Using Machine Learning to Improve Offshore Wind Resource Assessment and Forecasting

New York's target of generating 9,000 megawatts from offshore wind turbines by 2035 has underscored the critical need for accurate offshore wind resource assessment and forecasting. Since there are few direct observations of winds at turbine hub height, achieving this goal necessitates using reliable atmospheric reanalyses and models, such as the fifth generation ECMWF atmospheric reanalysis (ERA5). This analysis provides wind speeds at several levels in the lower atmosphere; however, it exhibits biases. Because wind power production is proportional to the cube of wind speed, these biases can lead to substantial errors in power production forecasts. Improving ERA5 winds is especially important during the summer due to peak electricity usage.

This study investigates the effectiveness of various machine learning (ML) methods in improving ERA5 winds during the warm season (May-September). In order to quantify ERA5 errors, observed hourly winds were obtained every 20 m from 20-200 m above the ocean surface from two NYSERDA floating lidars in the New York Bight region (~142 km southeast of NYC) from May to September of 2019 to 2022. ERA5 data at several levels from 850-1000 hPa at the lidars and at an eastern Long Island location (KOKX NWS site) were used as inputs for the ML models. In addition, surface atmospheric data (2-meter temperature, boundary layer height, mean sea level pressure, and total cloud cover) and horizontal spatial data over the Northeastern United States at 950 hPa were used to relate the large-scale flow patterns and ERA5 errors in the ML models. Four ML models–the Support Vector Machine (SVM), Random Forest Regressor (RFR), Feed-forward Neural Network (FNN), and Convolutional Neural Network (CNN)–were employed to improve the ERA5 winds.

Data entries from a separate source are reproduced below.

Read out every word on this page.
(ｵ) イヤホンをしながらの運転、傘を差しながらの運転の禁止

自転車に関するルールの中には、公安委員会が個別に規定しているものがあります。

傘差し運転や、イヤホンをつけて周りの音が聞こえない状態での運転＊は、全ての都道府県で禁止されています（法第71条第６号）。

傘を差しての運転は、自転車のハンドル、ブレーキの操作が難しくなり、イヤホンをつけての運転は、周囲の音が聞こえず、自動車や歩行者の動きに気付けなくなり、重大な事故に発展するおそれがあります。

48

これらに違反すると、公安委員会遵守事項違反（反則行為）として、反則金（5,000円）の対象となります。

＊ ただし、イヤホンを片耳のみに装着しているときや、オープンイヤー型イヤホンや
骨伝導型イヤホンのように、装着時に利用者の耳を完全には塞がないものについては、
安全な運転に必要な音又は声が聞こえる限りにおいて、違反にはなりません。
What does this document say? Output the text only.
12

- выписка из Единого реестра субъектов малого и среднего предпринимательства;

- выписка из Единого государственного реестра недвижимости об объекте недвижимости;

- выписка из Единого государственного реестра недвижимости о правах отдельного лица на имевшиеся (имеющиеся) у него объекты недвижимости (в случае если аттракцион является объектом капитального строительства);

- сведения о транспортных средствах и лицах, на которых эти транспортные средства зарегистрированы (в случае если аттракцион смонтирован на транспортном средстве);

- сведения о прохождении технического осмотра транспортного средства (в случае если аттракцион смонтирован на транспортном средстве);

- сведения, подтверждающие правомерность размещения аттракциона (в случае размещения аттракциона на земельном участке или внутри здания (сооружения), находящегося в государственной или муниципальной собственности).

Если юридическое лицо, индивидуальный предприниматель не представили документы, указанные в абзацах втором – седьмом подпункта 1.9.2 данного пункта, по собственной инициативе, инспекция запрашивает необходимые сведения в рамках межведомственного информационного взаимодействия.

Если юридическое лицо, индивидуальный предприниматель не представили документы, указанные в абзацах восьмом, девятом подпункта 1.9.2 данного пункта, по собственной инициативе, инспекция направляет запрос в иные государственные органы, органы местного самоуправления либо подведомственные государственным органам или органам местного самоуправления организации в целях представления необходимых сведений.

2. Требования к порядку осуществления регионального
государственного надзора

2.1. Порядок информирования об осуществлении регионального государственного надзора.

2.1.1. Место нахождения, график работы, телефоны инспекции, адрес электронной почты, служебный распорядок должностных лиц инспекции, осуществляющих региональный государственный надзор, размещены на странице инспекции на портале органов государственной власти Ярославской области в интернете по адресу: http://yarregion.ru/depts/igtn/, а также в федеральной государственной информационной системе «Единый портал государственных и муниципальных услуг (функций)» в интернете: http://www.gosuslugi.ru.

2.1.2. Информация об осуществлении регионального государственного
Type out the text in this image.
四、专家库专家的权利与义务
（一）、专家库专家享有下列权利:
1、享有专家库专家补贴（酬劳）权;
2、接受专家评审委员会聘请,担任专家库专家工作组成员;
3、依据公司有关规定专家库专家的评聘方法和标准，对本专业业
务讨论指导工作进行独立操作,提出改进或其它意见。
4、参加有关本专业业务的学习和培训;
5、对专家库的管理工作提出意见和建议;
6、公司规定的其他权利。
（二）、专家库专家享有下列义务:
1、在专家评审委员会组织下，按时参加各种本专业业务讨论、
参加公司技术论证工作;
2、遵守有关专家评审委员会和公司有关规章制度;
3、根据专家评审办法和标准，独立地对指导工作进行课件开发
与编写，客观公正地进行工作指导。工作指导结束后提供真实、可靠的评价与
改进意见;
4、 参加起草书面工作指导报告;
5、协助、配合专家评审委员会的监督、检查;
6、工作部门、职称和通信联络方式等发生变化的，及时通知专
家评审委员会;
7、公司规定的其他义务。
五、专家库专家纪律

The RFR exhibited superior performance across various wind speed error metrics, followed by the CNN, suggesting that spatial patterns might not exert a substantial influence on biases in ERA5 data. The RFR indicated that the 1000 hPa u and v wind components at the lidar site, the 1000 hPa u component of wind at the KOKX site, and the boundary layer height at the lidar site contributed most to explaining the variance in the ERA5 wind bias. A similar methodology was followed for improving NOAA’s High Resolution Rapid Refresh model, an operational forecast, for wind power forecasting applications.